Introduction

Information theory studies uncertainty, surprise, compression, and distribution mismatch.

That sounds abstract, but modern ML uses this language constantly. Cross-entropy is a loss. KL divergence compares distributions. Perplexity evaluates language models. Compression gives a way to think about prediction.

low uncertaintyhigh uncertainty
Entropy is low when one outcome dominates and higher when outcomes are more even.

The Main Idea

Good prediction reduces uncertainty.

If a model assigns high probability to what actually happens, it spends less information describing the outcome. If it assigns low probability to what happens, it pays a larger penalty.

This is why the chapter belongs after probability and statistics. Probability gave us distributions. Statistics asked how much evidence a number carries. Information theory asks how costly surprise is when a model must predict, encode, or compare distributions.

The Reader's Picture

Imagine a game where you must guess the next symbol.

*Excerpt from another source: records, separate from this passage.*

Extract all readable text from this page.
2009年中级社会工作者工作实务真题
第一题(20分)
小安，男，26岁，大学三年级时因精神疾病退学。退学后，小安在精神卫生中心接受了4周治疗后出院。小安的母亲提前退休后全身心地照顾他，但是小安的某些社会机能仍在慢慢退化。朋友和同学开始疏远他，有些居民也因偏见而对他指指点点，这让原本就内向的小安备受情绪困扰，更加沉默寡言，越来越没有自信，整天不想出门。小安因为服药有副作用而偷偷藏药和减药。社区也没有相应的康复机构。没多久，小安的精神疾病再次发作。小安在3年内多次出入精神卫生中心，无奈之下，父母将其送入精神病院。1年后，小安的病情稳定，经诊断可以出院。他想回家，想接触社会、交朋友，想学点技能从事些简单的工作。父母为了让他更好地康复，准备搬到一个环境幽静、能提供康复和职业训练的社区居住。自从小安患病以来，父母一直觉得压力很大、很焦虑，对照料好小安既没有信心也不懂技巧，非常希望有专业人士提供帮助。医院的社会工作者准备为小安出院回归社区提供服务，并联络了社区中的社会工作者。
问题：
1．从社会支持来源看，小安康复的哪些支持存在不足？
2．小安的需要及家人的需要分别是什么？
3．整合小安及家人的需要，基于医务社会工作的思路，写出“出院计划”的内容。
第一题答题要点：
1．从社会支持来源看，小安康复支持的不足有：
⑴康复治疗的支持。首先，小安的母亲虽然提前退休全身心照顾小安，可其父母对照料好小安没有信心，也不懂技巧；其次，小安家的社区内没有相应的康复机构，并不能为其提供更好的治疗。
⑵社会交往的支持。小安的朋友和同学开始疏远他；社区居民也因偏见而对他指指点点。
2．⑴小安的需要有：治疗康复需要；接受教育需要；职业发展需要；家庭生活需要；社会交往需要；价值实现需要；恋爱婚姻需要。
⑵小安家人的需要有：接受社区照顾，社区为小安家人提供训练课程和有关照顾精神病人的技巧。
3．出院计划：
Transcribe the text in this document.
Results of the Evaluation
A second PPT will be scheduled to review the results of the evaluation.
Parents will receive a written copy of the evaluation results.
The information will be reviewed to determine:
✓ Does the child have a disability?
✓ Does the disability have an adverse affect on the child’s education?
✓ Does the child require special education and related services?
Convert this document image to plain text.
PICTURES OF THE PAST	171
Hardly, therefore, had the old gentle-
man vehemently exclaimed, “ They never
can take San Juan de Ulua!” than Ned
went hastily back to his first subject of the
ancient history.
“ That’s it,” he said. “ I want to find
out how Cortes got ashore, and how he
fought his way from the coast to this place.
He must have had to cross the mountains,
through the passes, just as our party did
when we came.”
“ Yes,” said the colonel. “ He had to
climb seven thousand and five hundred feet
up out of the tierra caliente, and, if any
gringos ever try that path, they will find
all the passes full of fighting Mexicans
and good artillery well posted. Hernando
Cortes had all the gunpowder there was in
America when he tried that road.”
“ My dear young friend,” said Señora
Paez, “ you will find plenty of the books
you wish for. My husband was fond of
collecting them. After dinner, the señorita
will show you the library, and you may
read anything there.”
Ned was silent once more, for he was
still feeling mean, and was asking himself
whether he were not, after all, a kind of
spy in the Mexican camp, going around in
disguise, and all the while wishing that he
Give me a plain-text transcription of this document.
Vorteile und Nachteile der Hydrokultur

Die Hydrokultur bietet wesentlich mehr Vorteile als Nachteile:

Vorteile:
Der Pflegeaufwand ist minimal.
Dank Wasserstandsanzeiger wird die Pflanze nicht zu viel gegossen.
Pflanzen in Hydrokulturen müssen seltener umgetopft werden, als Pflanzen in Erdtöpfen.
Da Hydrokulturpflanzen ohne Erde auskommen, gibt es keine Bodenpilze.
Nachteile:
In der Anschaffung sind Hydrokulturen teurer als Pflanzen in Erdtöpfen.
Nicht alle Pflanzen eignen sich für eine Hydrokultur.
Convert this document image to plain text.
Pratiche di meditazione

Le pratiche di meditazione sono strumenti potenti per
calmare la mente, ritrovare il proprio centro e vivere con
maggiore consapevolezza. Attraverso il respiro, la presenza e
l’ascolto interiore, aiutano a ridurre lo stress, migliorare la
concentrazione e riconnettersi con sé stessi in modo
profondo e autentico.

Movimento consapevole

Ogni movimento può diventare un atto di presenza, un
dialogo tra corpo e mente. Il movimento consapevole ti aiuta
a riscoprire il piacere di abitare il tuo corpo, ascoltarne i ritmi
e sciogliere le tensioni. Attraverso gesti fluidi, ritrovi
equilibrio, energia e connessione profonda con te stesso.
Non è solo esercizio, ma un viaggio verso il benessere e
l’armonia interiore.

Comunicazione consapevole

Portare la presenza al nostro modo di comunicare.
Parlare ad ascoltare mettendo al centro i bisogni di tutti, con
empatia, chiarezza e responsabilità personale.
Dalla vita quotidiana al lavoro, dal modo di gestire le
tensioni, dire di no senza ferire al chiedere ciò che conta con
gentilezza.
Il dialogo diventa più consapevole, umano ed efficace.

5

If every symbol is equally plausible, the next symbol carries more surprise. If one symbol is almost certain, the next symbol carries less surprise. A good model is useful because it moves probability mass toward what actually happens.

That picture will reappear in classification, next-token prediction, compression, and evaluation.

What This Chapter Covers

This chapter covers entropy, joint and conditional entropy, cross-entropy, KL divergence, mutual information, negative log-likelihood, perplexity, compression as prediction, and how these ideas appear in classification and language modeling.

The goal is not to make information theory feel mystical. The goal is to make common ML losses and metrics feel readable.

Before Moving On

Read information theory as the mathematics of surprise.